Dayanıklı İnsanların Özellikleri
Travmatik deneyimler, hayal kırıklıkları ve yas başta olmak üzere pek çok etken, kişilerin tükenmiş hissetmelerine neden olabilir.
Mental Anlamda Dayanıklı Olmak
Ancak mental anlamda dayanıklı olan kişilerin, sorunlarla mücadele etme şekilleri daha farklıdır.
Dayanıklılığı Araştırmak
ABD'li psikoterapist Vikki Stark, bireylerin olaylar karşısındaki psikolojik dayanıklılığını araştırırken, Dr. Lucy Hone'un çalışmalarını ele aldı.
Dr. Hone'un Buluşları
Dr. Hone, bir araba kazasında 12 yaşındaki kızını kaybetmesinin ardından, mentali güçlü olan insanların özelliklerini sorgulamaya başlamış ve bu konuda önemli bulgulara ulaşmıştı.
Dayanıklı İnsanların Sırları
Dr.
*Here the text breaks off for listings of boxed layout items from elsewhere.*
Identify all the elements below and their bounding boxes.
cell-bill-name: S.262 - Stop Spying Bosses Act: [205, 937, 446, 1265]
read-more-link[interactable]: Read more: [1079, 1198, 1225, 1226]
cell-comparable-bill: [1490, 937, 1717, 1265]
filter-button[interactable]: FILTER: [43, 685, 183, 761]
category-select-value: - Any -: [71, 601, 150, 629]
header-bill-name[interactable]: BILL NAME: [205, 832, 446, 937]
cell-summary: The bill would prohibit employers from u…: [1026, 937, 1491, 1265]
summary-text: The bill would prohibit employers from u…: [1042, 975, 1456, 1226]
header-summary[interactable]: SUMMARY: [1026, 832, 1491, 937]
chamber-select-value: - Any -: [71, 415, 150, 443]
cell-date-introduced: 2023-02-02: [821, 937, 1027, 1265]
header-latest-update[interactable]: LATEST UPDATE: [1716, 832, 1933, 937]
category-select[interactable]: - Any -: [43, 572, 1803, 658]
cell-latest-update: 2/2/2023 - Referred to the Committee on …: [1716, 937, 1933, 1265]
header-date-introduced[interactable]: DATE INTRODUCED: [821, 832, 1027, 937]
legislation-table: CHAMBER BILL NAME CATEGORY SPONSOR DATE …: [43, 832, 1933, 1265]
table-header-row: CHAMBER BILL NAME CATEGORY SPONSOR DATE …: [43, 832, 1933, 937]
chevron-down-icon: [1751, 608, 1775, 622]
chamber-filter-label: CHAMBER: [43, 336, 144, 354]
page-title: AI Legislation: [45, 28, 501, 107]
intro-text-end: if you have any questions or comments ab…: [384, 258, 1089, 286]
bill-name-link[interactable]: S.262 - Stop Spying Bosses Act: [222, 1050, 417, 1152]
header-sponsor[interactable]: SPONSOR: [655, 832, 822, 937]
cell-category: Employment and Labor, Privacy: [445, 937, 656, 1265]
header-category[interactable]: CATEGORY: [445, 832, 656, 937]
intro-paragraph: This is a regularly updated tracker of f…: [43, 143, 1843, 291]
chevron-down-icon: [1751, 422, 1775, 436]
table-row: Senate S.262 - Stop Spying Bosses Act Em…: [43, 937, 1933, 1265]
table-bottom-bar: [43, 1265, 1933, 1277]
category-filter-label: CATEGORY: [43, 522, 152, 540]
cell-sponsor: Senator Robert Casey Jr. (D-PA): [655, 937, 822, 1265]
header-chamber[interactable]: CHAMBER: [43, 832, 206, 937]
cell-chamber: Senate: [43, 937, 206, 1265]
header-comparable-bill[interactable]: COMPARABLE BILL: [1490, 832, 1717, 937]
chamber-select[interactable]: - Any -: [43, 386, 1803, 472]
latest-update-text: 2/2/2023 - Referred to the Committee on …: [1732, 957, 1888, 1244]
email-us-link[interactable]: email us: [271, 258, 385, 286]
Hone, TedX konuşmasında dayanıklı insanların üç önemli sırrını şu şekilde sıraladı: 1.
Acıyı Kabul Etmek
Acı, hayatın bir parçasıdır Dayanıklı insanlar, acının insan varoluşunun bir parçası olduğunu kabul ederler.
Zor zamanlarda "Neden ben?" demek yerine "Neden ben olmayayım?" sorusunu sorarlar.
Herkesin hayatında kötü şeyler olabilir ancak bu durum, insanı ya batırır ya da yüzdürür.
Fayda Bulma Yeteneği
Dayanıklı insanlar, dikkatlerini nereye vereceklerini çok iyi bilirler.
Gerçekçi bir bakış açısıyla, değiştiremeyecekleri şeyleri kabul ederken, değiştirebilecekleri durumlara odaklanırlar.
Bu esnada sahip olduklarını kaybetmemeye özen gösterirler.
Kendine Sorular Sormak
Verywell Mind'da yer alan habere göre, dayanıklı insanlar, kendilerine sürekli olarak "Bunu yapmak bana yardımcı mı olacak yoksa zarar mı verecek?" sorusunu sorarlar.
Eski fotoğrafları silmek ve sosyal medyada gezinmeyi bırakmak gibi adımlar, kişinin kendisini daha iyi hissetmesine katkı sağlayabilir.
Bu soru, kişininkontrolü tekrar ele almasına ve düşünce süreçlerinin daha sağlıklı şekilde ilerlemesine olanak tanır.
Öz Bakım Alışkanlıkları
Aile, arkadaşlar veya bir destek grubuyla iletişimde kalmak, yalnızlık hissini azaltır ve duygusal rahatlama sağlar.
Sosyal bağlar, kişinin yaşadığı stresin etkisini azaltmada tampon görevi görür. Özellikle güvenilen kişilerle duyguları paylaşmak, beynin tehdit algısını azaltarak, stres hormonlarının düzeyini düşürebilir.
Düzenli uyku, dengeli beslenme, fiziksel aktivite gibi temel öz bakım alışkanlıklarının sürdürülmesi, ruh sağlığının temel yapıtaşlarını oluşturur.
Egzersiz yapmak, beyindeki endorfin ve serotonin gibi "iyi hissettiren" kimyasalların salgılanmasını artırarak, depresyon belirtilerini hafifletebilir.
Zorlu süreçler karşısında tek başına baş etmek mümkün olmadığında, bir ruh sağlığı uzmanından destek almak önemlidir. Özellikle bilişsel davranışçı terapi, stresle başa çıkma becerilerini geliştirmede ve duygusal yükü hafifletmede etkili olabilir.